I am not an alarm clock. If you have spent at least five minutes around me, you know that I am not a finely tuned instrument that keeps track of time. I am more analogous to a pack of cats in an oversized hamster ball, subject to many conflicting forces and goals. I am unpredictable and frequently impractical. If observed, my behavior displays this. My vocal tone and volume vary greatly. I will dance and sing if I like the song playing, even if it is only in my headphones. I will slide on the icy sidewalk to class. I will jump and wildly gesticulate while I have conversations. Other people’s reactions to this vary. My friends chuckle, smile or laugh.
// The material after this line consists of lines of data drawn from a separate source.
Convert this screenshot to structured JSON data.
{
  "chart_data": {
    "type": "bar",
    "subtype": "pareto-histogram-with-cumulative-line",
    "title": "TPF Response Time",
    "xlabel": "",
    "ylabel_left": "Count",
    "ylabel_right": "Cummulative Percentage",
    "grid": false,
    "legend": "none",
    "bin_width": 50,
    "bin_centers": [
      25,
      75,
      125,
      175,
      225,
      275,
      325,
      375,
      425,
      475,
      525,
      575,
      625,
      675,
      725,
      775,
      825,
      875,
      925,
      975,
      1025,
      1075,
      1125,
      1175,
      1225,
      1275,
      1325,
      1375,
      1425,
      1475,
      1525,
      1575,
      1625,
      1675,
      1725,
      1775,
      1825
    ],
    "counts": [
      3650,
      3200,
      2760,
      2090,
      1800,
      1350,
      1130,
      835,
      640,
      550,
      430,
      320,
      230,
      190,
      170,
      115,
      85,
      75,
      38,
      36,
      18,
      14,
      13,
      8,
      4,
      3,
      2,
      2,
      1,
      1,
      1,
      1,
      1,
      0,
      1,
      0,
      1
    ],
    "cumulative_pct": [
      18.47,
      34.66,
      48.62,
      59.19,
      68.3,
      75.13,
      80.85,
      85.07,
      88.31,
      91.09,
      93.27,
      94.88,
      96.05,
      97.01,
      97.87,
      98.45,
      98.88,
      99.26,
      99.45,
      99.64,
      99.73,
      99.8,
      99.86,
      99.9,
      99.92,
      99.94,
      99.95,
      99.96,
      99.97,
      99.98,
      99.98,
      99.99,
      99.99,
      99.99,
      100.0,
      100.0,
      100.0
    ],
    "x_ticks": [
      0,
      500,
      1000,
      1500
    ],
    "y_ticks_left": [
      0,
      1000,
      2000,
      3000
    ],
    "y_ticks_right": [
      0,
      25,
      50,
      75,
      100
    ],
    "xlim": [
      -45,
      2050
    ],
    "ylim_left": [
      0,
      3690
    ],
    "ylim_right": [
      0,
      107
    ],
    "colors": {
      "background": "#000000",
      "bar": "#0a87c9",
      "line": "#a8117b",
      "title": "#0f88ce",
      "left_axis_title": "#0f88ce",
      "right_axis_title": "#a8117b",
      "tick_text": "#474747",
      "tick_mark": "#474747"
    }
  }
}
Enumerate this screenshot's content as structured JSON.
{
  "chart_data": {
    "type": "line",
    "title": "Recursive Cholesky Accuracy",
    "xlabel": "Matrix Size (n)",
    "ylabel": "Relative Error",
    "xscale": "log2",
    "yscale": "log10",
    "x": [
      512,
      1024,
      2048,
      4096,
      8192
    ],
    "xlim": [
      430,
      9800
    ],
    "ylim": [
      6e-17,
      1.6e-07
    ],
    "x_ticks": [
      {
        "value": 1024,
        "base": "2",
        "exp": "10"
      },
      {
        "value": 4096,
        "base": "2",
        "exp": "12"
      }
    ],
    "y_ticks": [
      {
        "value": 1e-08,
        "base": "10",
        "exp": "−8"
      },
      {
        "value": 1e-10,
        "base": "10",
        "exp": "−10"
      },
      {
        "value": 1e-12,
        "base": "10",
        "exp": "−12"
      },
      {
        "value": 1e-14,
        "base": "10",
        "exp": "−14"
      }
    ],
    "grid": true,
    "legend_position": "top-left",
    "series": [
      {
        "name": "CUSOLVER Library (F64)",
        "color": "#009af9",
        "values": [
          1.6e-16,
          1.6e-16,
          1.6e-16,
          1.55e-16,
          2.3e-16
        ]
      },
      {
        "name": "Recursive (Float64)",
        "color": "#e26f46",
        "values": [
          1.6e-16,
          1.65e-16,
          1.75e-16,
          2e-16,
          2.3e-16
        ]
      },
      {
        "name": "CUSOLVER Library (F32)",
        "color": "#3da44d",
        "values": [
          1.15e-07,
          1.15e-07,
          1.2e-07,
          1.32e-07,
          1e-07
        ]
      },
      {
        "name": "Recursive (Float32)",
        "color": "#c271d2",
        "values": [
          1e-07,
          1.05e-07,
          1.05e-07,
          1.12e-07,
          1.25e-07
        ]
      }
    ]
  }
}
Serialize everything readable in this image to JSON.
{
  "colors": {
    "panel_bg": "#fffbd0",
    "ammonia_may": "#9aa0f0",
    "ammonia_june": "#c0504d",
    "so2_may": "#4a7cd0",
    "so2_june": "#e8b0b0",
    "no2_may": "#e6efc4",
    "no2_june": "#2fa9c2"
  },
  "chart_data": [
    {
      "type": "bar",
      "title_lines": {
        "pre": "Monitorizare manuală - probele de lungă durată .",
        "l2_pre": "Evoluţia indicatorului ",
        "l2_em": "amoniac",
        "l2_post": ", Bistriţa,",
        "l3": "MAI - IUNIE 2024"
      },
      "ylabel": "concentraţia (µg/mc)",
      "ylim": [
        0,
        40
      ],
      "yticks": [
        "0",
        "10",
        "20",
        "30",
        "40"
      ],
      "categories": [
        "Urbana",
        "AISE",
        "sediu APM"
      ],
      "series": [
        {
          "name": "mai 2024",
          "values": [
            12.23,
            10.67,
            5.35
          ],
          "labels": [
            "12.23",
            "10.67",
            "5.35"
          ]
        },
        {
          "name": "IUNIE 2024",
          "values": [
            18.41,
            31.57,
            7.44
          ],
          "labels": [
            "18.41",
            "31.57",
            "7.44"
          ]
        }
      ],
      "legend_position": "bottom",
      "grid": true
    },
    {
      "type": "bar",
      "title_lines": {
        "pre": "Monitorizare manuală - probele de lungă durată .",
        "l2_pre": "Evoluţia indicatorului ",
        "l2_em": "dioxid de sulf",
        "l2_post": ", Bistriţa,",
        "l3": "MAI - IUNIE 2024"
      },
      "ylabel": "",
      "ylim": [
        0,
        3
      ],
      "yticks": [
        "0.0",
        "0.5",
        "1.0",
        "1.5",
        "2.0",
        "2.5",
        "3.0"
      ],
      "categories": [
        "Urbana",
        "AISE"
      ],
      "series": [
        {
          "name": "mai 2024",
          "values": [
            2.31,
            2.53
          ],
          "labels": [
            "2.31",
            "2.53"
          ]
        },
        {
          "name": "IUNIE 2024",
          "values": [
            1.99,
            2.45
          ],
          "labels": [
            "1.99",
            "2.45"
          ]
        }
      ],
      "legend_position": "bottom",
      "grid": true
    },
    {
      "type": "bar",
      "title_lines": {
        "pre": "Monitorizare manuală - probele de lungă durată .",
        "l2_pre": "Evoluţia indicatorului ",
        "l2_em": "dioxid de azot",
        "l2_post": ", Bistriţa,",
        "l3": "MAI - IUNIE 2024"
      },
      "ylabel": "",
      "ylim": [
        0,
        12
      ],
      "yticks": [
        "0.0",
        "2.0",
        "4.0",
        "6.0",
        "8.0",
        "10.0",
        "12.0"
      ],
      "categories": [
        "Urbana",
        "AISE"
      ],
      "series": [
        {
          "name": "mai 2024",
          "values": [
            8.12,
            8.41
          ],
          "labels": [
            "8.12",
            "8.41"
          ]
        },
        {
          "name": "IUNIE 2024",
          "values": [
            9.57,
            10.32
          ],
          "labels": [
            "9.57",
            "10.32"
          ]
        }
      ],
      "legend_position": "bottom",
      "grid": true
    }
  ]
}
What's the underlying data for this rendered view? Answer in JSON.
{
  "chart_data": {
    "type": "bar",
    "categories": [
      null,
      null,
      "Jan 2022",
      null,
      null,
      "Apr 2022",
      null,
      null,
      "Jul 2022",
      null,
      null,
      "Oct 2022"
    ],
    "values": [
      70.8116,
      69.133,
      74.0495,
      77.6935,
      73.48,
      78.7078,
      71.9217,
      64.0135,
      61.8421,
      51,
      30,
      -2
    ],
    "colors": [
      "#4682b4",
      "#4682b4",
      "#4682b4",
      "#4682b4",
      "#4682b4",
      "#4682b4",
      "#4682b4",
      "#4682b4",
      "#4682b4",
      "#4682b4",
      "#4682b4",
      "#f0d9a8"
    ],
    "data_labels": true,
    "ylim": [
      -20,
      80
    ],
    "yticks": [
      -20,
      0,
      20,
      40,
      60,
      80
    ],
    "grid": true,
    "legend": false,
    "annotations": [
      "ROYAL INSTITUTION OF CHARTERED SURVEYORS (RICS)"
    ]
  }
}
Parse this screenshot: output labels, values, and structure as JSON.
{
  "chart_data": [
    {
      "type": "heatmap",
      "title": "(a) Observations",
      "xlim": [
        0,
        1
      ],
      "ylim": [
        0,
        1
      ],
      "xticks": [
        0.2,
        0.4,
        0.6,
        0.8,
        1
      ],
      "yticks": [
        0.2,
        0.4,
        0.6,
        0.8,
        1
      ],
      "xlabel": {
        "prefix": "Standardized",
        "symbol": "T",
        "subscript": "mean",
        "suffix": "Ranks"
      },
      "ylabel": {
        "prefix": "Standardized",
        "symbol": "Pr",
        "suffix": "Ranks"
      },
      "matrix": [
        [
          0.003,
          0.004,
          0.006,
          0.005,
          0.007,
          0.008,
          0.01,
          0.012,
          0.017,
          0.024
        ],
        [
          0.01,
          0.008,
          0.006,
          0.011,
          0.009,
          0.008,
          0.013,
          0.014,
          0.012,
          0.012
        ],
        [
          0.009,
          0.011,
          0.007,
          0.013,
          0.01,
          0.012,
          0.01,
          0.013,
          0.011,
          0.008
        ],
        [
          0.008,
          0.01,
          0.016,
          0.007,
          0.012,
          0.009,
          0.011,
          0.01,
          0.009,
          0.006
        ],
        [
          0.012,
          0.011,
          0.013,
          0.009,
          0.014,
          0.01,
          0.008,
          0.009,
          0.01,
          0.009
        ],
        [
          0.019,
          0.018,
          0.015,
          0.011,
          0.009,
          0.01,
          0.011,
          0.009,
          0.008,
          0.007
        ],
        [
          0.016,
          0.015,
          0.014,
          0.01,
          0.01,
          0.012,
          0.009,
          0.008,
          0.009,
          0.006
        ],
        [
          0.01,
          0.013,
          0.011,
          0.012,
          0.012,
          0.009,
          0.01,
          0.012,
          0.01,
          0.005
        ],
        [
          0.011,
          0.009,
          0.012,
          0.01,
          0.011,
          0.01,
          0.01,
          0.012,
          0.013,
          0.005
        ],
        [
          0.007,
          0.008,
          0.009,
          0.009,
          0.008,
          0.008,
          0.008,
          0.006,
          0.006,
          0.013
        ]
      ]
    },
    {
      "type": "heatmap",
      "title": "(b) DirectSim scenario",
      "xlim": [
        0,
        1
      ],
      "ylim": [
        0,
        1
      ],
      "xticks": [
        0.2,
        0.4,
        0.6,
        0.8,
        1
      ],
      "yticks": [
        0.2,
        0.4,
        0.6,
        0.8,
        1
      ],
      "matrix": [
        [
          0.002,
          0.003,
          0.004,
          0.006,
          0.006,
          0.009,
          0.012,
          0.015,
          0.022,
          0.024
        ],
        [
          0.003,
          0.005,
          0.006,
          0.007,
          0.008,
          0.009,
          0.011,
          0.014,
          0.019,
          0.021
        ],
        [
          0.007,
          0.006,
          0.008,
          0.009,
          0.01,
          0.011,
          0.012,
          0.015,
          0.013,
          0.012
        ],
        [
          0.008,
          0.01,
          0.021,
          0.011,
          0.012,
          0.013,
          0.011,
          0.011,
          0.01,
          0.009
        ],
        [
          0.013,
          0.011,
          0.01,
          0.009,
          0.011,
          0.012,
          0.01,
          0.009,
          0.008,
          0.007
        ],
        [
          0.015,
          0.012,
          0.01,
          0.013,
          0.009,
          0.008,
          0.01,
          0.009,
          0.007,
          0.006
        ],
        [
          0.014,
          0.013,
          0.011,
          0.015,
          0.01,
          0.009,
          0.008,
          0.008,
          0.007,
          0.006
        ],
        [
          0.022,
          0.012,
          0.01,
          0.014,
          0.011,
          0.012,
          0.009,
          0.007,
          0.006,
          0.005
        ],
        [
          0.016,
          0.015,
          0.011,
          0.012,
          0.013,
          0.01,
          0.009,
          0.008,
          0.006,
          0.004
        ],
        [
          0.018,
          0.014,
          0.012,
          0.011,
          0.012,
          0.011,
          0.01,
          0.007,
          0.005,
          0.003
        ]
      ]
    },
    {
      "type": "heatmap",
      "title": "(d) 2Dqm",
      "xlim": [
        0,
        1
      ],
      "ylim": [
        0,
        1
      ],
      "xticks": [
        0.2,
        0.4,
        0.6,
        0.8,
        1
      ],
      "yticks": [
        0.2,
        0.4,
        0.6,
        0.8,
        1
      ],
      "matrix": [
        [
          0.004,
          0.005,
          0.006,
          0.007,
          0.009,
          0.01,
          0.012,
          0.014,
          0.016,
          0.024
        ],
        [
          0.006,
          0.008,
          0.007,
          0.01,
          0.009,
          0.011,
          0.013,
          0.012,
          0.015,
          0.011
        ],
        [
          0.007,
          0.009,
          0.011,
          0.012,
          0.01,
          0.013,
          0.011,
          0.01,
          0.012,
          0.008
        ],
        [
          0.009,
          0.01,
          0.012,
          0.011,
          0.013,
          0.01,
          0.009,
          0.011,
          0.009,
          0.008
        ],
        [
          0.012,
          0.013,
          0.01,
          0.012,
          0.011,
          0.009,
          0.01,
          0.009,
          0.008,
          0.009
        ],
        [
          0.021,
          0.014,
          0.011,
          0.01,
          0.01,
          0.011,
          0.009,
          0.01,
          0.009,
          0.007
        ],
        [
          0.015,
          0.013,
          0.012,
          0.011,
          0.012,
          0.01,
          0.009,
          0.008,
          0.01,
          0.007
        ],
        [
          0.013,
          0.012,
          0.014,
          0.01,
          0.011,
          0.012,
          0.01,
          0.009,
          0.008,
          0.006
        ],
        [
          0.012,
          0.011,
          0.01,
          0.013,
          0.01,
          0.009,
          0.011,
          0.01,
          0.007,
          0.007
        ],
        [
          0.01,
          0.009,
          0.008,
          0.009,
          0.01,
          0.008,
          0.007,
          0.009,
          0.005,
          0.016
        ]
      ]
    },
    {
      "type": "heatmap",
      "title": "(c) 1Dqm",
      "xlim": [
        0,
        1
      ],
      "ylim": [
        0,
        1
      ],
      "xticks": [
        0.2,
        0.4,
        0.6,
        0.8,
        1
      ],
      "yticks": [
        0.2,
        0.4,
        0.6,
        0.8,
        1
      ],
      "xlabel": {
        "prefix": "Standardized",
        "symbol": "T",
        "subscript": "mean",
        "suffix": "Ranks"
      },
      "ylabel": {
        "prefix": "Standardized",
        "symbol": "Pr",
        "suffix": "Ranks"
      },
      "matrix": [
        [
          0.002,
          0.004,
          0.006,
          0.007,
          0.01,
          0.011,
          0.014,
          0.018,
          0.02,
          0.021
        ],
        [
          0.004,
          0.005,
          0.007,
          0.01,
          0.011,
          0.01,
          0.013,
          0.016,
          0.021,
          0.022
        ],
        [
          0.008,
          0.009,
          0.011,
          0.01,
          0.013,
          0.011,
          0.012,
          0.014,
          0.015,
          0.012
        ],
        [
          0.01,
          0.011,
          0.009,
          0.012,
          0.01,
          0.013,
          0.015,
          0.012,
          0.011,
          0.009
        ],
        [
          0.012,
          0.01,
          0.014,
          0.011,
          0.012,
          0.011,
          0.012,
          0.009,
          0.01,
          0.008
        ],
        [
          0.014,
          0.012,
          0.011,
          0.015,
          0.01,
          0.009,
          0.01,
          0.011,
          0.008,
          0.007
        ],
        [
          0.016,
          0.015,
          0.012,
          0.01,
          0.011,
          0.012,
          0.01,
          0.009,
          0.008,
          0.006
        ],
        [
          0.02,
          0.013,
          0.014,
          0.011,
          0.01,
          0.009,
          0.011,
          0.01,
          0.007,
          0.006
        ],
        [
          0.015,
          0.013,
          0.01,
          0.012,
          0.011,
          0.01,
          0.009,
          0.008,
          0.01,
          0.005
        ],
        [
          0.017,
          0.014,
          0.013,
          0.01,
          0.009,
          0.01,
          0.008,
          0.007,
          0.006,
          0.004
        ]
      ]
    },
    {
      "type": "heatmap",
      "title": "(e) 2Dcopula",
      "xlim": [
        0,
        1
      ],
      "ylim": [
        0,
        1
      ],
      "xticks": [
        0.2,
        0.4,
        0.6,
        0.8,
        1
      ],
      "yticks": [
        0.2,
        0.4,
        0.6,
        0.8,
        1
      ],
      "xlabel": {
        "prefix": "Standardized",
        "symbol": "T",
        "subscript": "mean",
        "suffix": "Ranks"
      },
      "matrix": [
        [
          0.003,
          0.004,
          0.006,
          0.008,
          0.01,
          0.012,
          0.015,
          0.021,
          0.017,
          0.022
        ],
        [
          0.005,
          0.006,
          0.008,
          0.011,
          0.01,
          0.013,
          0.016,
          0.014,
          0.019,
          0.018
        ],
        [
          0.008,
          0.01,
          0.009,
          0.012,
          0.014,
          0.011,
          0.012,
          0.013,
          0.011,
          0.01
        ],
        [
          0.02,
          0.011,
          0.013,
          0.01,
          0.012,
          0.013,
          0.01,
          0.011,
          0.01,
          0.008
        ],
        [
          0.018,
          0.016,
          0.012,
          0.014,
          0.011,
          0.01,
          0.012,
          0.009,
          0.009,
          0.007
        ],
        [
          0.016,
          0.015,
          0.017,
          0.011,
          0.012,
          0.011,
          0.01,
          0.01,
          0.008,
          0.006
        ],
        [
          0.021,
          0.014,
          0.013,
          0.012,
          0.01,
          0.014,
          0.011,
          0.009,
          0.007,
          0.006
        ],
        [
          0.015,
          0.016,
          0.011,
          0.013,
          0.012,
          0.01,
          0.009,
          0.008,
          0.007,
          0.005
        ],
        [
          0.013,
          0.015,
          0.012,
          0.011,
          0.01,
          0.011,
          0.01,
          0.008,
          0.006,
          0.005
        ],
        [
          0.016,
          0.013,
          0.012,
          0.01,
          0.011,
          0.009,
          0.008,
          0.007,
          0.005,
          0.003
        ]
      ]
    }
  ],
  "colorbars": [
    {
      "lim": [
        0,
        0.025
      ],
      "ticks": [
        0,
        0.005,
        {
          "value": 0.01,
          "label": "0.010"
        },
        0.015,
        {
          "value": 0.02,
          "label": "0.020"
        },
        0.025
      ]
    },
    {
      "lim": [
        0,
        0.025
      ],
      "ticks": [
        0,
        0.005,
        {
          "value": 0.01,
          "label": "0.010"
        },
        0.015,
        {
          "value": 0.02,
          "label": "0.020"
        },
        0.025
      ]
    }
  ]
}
Friends of friends watch, mildly amused. People that have no affiliation have several reactions: some laugh, others glare and some sneer.

The negative responses surprise me. Since we are in college, I assumed that everyone has reached the point where we as a community have developed a mutual respect. By mutual respect, I mean that you can engage with a person who holds differing views. You don’t resort to childish methods of violence or vandalism. You don’t sneer at the person galloping to dinner. Apparently, I was overly optimistic.

Those who engage in this behavior, I believe, react against a breach of their sense of “normalcy.” Normalcy is comfortable. It’s safe. It doesn’t take risks. Goldfish, the snack, are normal, all the same size, and shape, all smiling the same smile. Normalcy is not a human attribute. It’s a setting on the dryer. Give me a definition of what a normal person is. Then I will show how you yourself do not fit the mold.

Life shouldn’t be about fitting into anybody’s definitions or expectations.

Life should be about finding joy in all the little, unexpected, ridiculous things that happen.

Life is finding bacon in the soap. It is catching snowflakes on your tongue. Life is pelting strangers with snowballs as they come to the cafeteria. It is filling the fountain with bubble bath.

In the words of Mark Twain, “truth is stranger than fiction” and we should embrace that, because if you don’t, how happy are you truly?

Deane Uptegrove is a sophomore English and psychology double major from Holden, Mass.